Friday, April 21, 2017




OYUNCAK


1936 senesiydi. Bir kuzenim doğmuştu.

Aile bireyleri, dostlar, arkadaşlar kutlamak üzere geliyorlardı. O dönemin geleneğine göre konuklara, baklava biçimli, tarçınlı, karanfilli, baharatlı, kırmızı lohusa şekeri ile yapılan sıcak şerbeter de ikram ediliyordu. Gelenlerin getirdikleri armağanlara teşekkürler edilirken paketlerin misafirlerin yanında açılması nedense ayıp sayılırdı. Halbuki şimdi hediyeleri gtirenlerle paylaşarak teşekkür çok daha candan ve anlamlı.

O günlerde de çeşitli armağanlar gelmişti. Bunlardan biri ise güzel bir kutu içindeki kupa ile bir çıngıraktı. Bebekler, çocuklar için oyuncak su kadar önemli. Çocuklar her yaşta eğlenecek bir oyuncak bulur, ya da kendileri icat ederler. İmkansız ortamlarda, iki dal parçasının birleşmesiyle yapılan bez bebek veya bir tahta kutudan araba bir çoçuğa gerçeği kadar mutluluk verebilir. O yıllarda İstanbul Eyüp’te yapılan tahtadan, allı morlu küçük davullar, fırıldaklar gibi kaba oyuncaklar yeni bir iş alanı olmuştu.

Avupa’da ise bir sanayii idi. Her türden oyuncak üretiliyordu. Kişisel olarak ben oyuncakların, tabanca, tüfek gibi değil, öğretici ve estetik olmalarını tercih ediyorum. Bugün Uzak Doğu’da yapılan ucuz, göz zevkinden yoksun ve sağlığa zararlı oyuncukların yapılmasına karşıyım.
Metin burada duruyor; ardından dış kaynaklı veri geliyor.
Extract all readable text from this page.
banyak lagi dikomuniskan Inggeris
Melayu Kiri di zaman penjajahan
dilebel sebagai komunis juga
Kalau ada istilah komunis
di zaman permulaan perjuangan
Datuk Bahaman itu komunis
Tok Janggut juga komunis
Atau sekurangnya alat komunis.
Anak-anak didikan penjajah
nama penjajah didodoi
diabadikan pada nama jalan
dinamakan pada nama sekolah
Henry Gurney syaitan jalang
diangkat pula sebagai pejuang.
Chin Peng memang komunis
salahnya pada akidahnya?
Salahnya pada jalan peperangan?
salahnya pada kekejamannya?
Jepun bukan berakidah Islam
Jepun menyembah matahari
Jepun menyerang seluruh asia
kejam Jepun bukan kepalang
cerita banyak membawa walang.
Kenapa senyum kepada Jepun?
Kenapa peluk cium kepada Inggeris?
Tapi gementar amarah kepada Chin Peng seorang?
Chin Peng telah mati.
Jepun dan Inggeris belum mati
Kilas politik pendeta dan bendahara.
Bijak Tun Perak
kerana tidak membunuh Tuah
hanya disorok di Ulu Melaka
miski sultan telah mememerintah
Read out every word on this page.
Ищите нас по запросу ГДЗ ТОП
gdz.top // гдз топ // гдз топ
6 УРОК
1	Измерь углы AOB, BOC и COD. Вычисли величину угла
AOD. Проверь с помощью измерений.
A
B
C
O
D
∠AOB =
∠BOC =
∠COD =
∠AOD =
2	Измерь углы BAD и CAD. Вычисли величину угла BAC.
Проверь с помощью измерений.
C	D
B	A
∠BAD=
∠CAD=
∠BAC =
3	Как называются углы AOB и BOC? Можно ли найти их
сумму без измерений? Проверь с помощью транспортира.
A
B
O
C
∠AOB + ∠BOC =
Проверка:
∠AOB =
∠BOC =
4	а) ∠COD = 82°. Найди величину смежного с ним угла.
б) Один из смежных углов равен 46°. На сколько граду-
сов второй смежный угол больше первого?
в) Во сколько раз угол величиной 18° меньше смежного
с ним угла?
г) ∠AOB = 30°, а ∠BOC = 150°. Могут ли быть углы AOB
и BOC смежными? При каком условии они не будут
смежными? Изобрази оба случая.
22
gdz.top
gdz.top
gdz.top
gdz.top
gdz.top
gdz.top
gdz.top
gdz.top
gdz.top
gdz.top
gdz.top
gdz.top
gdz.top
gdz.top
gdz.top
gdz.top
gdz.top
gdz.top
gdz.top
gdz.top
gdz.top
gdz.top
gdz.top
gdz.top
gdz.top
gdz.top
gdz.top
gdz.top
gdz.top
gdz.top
İstanbul’un Göztepe semtinde Zeki Zeren Sokağı’nda 23 Nisan 2005’te açılan Oyuncak Müzesi tarihsel dönemin bir kanıtı sayılabilir. Şimdi ise bebeğin doğumunda yapılan, Batı’da ‘Baby Shower’ denilen kutlama ülkemizdeki bazı kesimlerde de uygulanmaya başladı. Aynı hediyeden birkaç tane gelmesi yerine hediyeler eğitici oyuncaklar ve bebek bakımında gerekli olan ihtiyaçların karşılanmasını sağlıyor ve bu manada daha anlamlı oluyor.
İnsanların değişik töre ve kutlamaları benimsemesi birleşmelere vesile oluyor.